Von WZ-Korrespondentin Kathrin Lauer

Politik

Ungarns Rechtspopulisten sehen sich durch Brexit bestätigt. Loslösen von der EU will sich Ungarn aber nicht.


Budapest/Bratislava. Der drohende Brexit hat den EU-kritischen Politikern Ungarns und der Slowakei neue Möglichkeiten zur Profilierung eröffnet. Ungarns Rechtspopulisten unter Premier Viktor Orban sonnen sich im Gefühl, recht gehabt zu haben, da sie - und nicht nur sie - die von ihnen kritisierte EU-Politik in der Flüchtlingskrise für das Votum der Briten verantwortlich machen. Hingegen ist der slowakische Regierungschef Robert Fico bemüht, sich nun als Moderator zu präsentieren. Für diese angestrebte Rolle kommt ihm zupass, dass die Slowakei am 1. Juli für ein halbes Jahr die EU-Präsidentschaft übernommen hat.

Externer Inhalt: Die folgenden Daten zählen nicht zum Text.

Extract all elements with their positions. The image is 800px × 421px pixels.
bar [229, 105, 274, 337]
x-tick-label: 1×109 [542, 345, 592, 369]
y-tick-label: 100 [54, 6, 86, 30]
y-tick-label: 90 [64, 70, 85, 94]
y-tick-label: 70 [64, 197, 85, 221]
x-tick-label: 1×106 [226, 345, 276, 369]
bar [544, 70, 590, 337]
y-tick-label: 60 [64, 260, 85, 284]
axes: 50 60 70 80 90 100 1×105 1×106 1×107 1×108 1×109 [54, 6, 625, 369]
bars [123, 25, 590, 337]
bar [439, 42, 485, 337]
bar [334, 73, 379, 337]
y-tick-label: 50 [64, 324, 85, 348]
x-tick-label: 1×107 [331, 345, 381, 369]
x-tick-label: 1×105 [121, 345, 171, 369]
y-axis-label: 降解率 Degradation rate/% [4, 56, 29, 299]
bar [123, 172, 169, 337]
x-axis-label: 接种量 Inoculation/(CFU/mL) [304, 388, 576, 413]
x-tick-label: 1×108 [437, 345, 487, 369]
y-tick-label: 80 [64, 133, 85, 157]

Orbans Mannschaft präsentiert sich nach altem Muster wie ein Orchester, dessen Instrumente widersprechende Melodien spielen. Als Symphonie kommt aber doch die Aussage heraus: Ungarns Regierung mag die EU nicht, ist aber auf sie angewiesen. Schließlich profitiert das Land massiv von EU-Finanzierungen. Es gibt kaum eine öffentliche Investition ohne Zuschüsse aus Brüssel. Ungarn ist von Exporten in die EU abhängig. Zudem arbeiten mindestens 100.000 Ungarn dank der EU-Freizügigkeit in Großbritannien. Sie gehören mehrheitlich nicht zu Orbans Anhängern, sind aber nun darauf angewiesen, dass Budapest in London für ihre Rechte nach einem Brexit kämpft.

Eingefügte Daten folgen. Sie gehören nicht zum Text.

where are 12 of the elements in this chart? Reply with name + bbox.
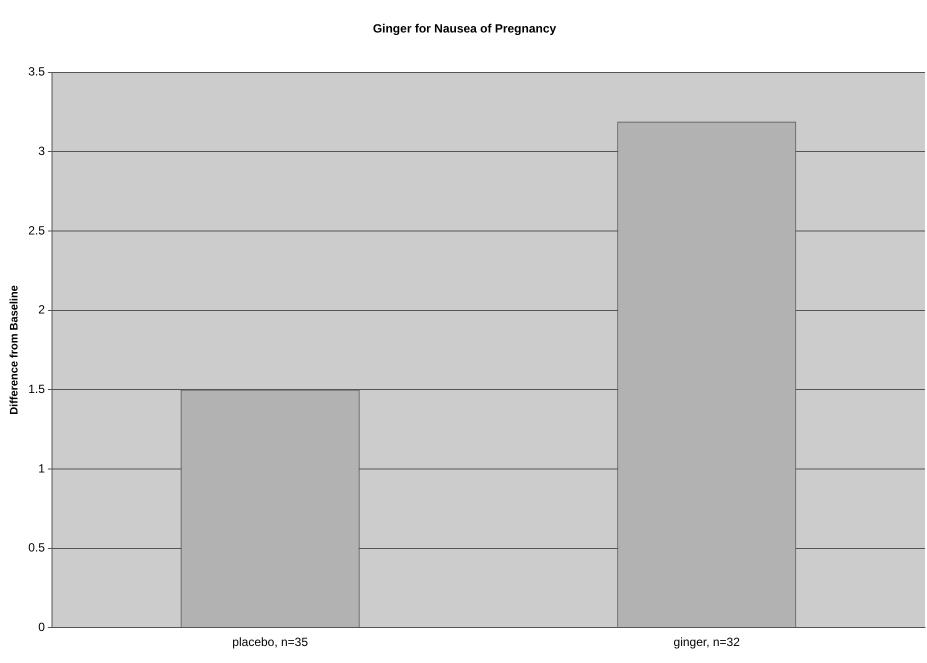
chart-title: Ginger for Nausea of Pregnancy (372, 22, 557, 36)
x-tick-label: ginger, n=32 (674, 635, 740, 650)
y-tick-label: 1.5 (28, 382, 46, 396)
y-tick-label: 0 (38, 620, 46, 634)
y-tick-label: 3 (38, 144, 46, 158)
y-tick-label: 2.5 (28, 223, 46, 238)
y-tick-label: 3.5 (28, 64, 46, 79)
y-tick-label: 2 (38, 302, 46, 317)
x-tick-label: placebo, n=35 (232, 635, 308, 650)
y-tick-label: 1 (38, 461, 46, 476)
y-axis-title: Difference from Baseline (8, 285, 21, 415)
y-tick-label: 0.5 (28, 540, 46, 555)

Orban hatte sogar mit Anzeigen in britischen Zeitungen gegen den Brexit geworben - in der vergeblichen Hoffnung, dass die Briten auf ihn hören würden, gerade weil er ein scharfer EU-Kritiker ist. Ein ähnliches Referendum in Ungarn schließt er aus. Dafür gibt es im Herbst eine Volksabstimmung über die verpflichtenden Verteilungsquoten von Flüchtlingen innerhalb der EU, gegen die Ungarn, ebenso wie die Slowakei, gerichtlich vorgegangen ist.

Auch wenn es kein Referendum geben wird - Regierungspolitiker lieferten trotzdem Aussagen, die ihrer Meinung nach jene 40 Prozent Ungarn hören wollen, die laut Umfragen einen EU-Austritt befürworten. Orbans Kanzleichef Janos Lazar sagte, dass er im Fall einer Referendums über Ungarns Verbleib in der EU "nicht leichten Herzens dafür", sondern entweder dagegen stimmen oder nicht zur Abstimmung gehen würde. Das sei aber nur seine "persönliche Meinung", nicht die Position der Regierung, sagte Lazar, zu dessen Hauptaufgaben ausgerechnet die Verteilung von EU-Geldern gehört.

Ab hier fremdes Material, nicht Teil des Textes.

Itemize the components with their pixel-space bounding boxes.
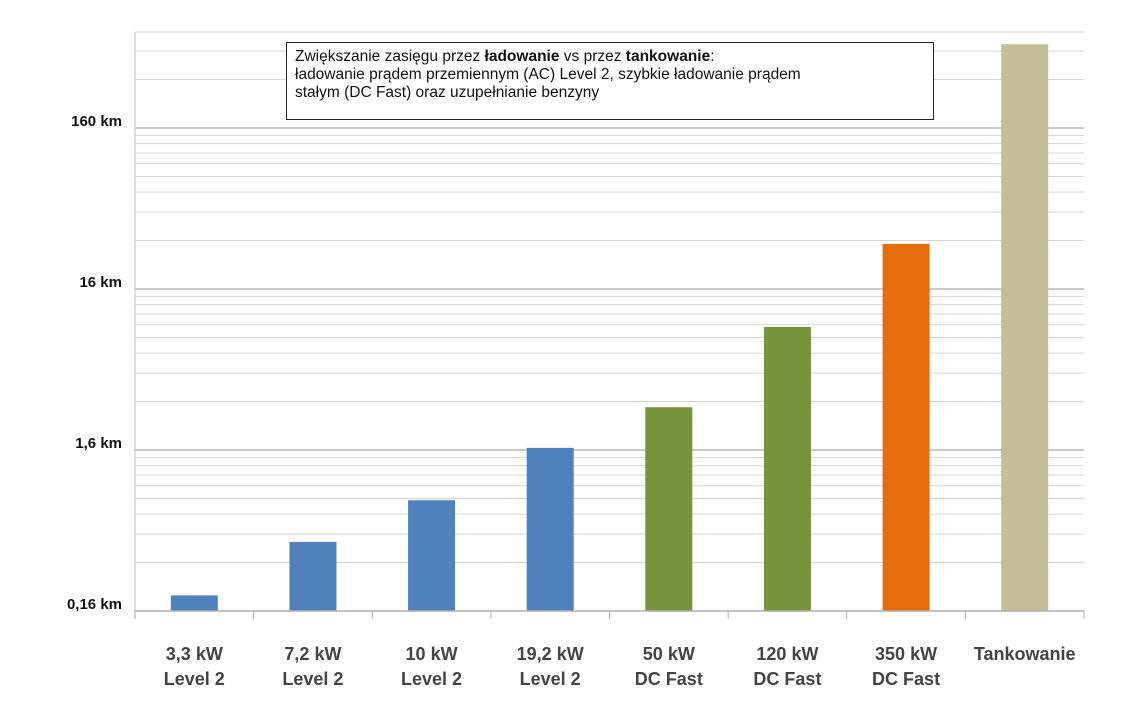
chart-title-line-1: Zwiększanie zasięgu przez ładowanie vs p…: [295, 48, 925, 66]
x-tick-label: Level 2: [282, 669, 343, 689]
x-tick-label: DC Fast: [753, 669, 821, 689]
y-tick-label: 0,16 km: [67, 596, 122, 613]
y-tick-label: 1,6 km: [75, 435, 122, 452]
title-prefix: Zwiększanie zasięgu przez: [295, 48, 485, 65]
bar: [645, 407, 693, 611]
x-tick-label: 7,2 kW: [284, 644, 341, 664]
axes: [134, 32, 1085, 619]
bars: [170, 44, 1049, 612]
title-bold-charging: ładowanie: [484, 48, 560, 65]
title-mid: vs przez: [559, 48, 626, 65]
bar: [170, 595, 218, 611]
x-tick-label: 50 kW: [643, 644, 695, 664]
title-suffix: :: [710, 48, 715, 65]
y-tick-label: 160 km: [71, 113, 122, 130]
x-tick-label: DC Fast: [872, 669, 940, 689]
x-tick-label: 10 kW: [406, 644, 458, 664]
x-tick-label: Level 2: [520, 669, 581, 689]
bar: [1001, 44, 1049, 612]
x-tick-label: Level 2: [164, 669, 225, 689]
x-tick-label: 3,3 kW: [166, 644, 223, 664]
x-tick-label: Tankowanie: [974, 644, 1076, 664]
title-bold-refueling: tankowanie: [625, 48, 711, 65]
y-tick-label: 16 km: [79, 274, 122, 291]
chart-title-box: Zwiększanie zasięgu przez ładowanie vs p…: [286, 42, 934, 120]
x-tick-label: Level 2: [401, 669, 462, 689]
x-tick-label: DC Fast: [635, 669, 703, 689]
x-tick-label: 120 kW: [756, 644, 818, 664]
bar: [882, 243, 930, 611]
bar: [408, 500, 456, 611]
bar: [763, 326, 811, 611]
y-tick-labels: 0,16 km 1,6 km 16 km 160 km: [67, 113, 122, 613]
x-tick-label: 19,2 kW: [517, 644, 584, 664]
x-tick-label: 350 kW: [875, 644, 937, 664]
chart-title-line-3: stałym (DC Fast) oraz uzupełnianie benzy…: [295, 84, 600, 101]
x-tick-labels: 3,3 kW Level 2 7,2 kW Level 2 10 kW Level 2 19…: [164, 644, 1076, 689]
chart-title-line-2: ładowanie prądem przemiennym (AC) Level …: [295, 66, 801, 83]
bar: [526, 447, 574, 611]
bar: [289, 541, 337, 611]
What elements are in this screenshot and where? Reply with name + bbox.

Fast EU-freundlicher wirkt dagegen die Position der rechtsextremen Oppositionspartei Jobbik, zu deren Programm auch der EU-Austritt gehört. Jobbik-Chef Gabor Vona verkündete, ein Abschied von der EU sei "nicht mehr aktuell", weil sich die EU in fünf bis zehn Jahren ohnehin verändern werde.

Da man ohne die EU nicht auskommt, sollen die Ungarn ihr nach dem Willen der Regierung wenigstens den Weg in der Flüchtlingspolitik vorzeigen. "Man muss Brüssel stoppen", verkündete jüngst Außenminister Szijjartó. Diesen Ton dürften Orbans Leute zumindest bis zum Flüchtlingsquoten-Referendum in diesem Herbst beibehalten - obwohl dessen Erfolg im Sinne der Regierung schon jetzt sicher scheint. Orbans Zaun an den südöstlichen Grenzen, der den Flüchtlingszustrom deutlich gebremst hat, stößt in Ungarn auf breite Zustimmung, und zwar auch im linken Oppositionslager.

Entspannter geht das Euro-Land Slowakei mit der Brexit-Krise um - wohl auch, weil dort die Karten bei der Parlamentswahl im März dieses Jahres gerade erst neu gemischt wurden. Zwar kam damls mit der rechtsextremen Volkspartei Unsere Slowakei von Marian Kotleba eine Gruppe ins Parlament, die den Austritt aus der EU und aus der Nato anstrebt - allerdings mit geringen Chancen auf Erfolg: Laut Umfragen sind 62 Prozent der Slowaken für einen Verbleib in der EU.

Vorläufig darf der ebenso wie Orban EU-kritische slowakische Regierunsgchef Fico im September erstmals Gastgeber eines EU-Gipfels sein. Dabei will er sich als "guter Moderator" präsentieren. Obwohl selbst kein Freund von Flüchtlingen, sagte Fico jetzt "nationalen Alleingängen" in der Migrantenfrage den Kampf an. Ob der passionierte Alleingänger Orban das gern hört?